Today, December 18, is the
196th anniversary of the birth of Servant of God Isaac Hecker (1819-1888), the
founder of the Paulist Fathers. On his first birthday as a Catholic, Hecker
wrote: "It is my 25th birthday; here let me offer myself to Thee for Thy
service oh Lord. Is it not what I should? Am I not Thine? Thou didst create me
and ever has sustained me. Thine I am. Accept me oh my God as thine, a child
who needst most thy love and protection" (Diary, 1844).
Not
unlike Christian history’s most famous seeker, Saint Augustine, Isaac Hecker
exemplifies the spiritual search at its best. Like Augustine, he
examined as many as possible of the leading intellectual and religious currents
of his time, before finally finding his permanent religious home in the Roman
Catholic Church. The very personal story of his spiritual search, of his
intense attention to his own inner spiritual sense, certainly speak to the
spiritual longings of many in our own time, who identify themselves as “spiritual
but not religious.” For most of the first 25 year of his life, Hecker too was “spiritual
but not religious.” But Hecker did not remain that way. For Hecker, seeking was
never an end in itself. The point of seeking was to find. Once the object was found, the search ceased. Hecker found fulfillment in the Catholic Church and never either regretted what he had found or desired to look farther, but rather desired to devote his life to helping others – especially other seekers, such as he himself had been – to find the truth in the Catholic Church. “It never can be too often uttered that Catholicism means the Universal
Good and True and Beautiful,” Hecker confided to his Diary on that same 25th
birthday. “That is not worthy to be named Catholicism which does not embrace al
truth, all Goodness, all Beauty. Our allegiance is alone due to God and to
Catholicism because it is the universal revelation of God.
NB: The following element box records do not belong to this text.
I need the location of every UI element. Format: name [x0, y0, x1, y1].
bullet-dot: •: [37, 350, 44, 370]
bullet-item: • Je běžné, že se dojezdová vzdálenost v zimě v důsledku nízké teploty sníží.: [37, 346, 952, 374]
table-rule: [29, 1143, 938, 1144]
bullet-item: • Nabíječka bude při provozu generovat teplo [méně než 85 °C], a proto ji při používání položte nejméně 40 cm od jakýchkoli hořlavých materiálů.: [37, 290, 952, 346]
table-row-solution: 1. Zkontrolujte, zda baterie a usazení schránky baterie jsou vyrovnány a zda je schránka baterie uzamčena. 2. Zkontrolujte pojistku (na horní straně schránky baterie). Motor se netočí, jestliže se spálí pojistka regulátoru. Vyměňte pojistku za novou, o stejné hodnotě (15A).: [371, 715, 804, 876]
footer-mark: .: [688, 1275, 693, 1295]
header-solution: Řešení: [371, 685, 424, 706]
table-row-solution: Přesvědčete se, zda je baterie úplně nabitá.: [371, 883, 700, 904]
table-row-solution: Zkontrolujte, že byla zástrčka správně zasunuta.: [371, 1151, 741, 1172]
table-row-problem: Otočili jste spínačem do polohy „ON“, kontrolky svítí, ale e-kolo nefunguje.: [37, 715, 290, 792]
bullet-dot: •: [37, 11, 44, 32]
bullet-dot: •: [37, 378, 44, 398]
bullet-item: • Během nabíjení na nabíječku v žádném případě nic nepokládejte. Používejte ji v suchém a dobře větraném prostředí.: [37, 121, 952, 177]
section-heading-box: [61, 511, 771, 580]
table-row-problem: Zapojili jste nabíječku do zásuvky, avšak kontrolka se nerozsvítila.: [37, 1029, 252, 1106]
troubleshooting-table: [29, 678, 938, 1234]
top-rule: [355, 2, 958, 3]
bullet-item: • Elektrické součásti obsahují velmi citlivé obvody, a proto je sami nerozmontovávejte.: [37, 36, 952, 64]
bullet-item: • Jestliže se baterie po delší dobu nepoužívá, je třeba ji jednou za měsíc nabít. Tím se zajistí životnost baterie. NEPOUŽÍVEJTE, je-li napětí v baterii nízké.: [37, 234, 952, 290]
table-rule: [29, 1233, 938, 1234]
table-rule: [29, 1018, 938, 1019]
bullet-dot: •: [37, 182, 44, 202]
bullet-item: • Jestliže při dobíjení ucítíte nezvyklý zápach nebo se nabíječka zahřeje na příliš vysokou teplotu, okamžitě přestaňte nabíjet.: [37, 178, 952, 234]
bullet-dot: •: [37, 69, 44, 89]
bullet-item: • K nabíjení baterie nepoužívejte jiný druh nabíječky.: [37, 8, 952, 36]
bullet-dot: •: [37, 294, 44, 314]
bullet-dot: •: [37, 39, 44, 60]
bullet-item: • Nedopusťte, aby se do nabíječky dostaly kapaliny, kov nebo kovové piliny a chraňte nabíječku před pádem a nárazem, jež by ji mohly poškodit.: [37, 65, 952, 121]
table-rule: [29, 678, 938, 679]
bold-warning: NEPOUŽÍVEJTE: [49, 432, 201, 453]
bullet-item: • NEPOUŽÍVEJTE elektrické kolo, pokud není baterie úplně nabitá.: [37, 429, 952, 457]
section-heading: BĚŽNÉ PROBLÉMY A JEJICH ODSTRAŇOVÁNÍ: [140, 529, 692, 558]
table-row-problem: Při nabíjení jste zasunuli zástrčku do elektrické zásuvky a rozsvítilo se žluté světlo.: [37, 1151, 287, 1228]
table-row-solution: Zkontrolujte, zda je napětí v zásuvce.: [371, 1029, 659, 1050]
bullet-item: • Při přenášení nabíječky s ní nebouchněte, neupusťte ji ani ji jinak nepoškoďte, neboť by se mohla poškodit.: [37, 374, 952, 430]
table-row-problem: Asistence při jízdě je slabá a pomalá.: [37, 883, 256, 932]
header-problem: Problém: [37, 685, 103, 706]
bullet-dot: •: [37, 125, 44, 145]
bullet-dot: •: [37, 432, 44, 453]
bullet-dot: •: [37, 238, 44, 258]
The measure of
Catholicism is the measure of Gods love to man. I am a Catholic because I would
not reject any of Gods Truth.”
Thus, all of Hecker's activity after his
conversion was characterized above all by his enthusiastic embrace of the
Church to which his personal spiritual search had so earnestly led him, and which
would in time transform him into an active, enthusiastic missionary. Hecker’s
enthusiasm for his new faith and his commitment to the Church permeate all his activity
and his writings – from his initial conversion experience as recorded in his Diary, through his active ministry as a
priest and missionary preacher, to his final mature exposition of his theology in
his last book The Church and the Age,
published in 1887, the year before he died..
Hecker’s
life after his conversion exemplified his enthusiastic embrace of the Church to which his youthful spiritual seeking had led him and to which he henceforth wholeheartedly devoted himself.
This commitment to the Church as the institutional expression of the presence
and providential action of the Holy Spirit sustained him in his priestly
ministry. Thus the opposition he encountered that led eventually to his
founding the Paulists was, he wrote to his brother in 1858, “permitted by
Divine Providence” to position him “to further the work of God.” In his own time and in his own circumstances, Hecker lived and witnessed to the "Joy of the Gospel," which Pope Francis is challenging the Church to live and witness to in our own time and our own circumstances
Hecker
was truly, as Edward Cardinal Egan has written, “a man of the Church,” whose life was “nothing less than an adventure in faith” (Catholic New York, November 9, 2006).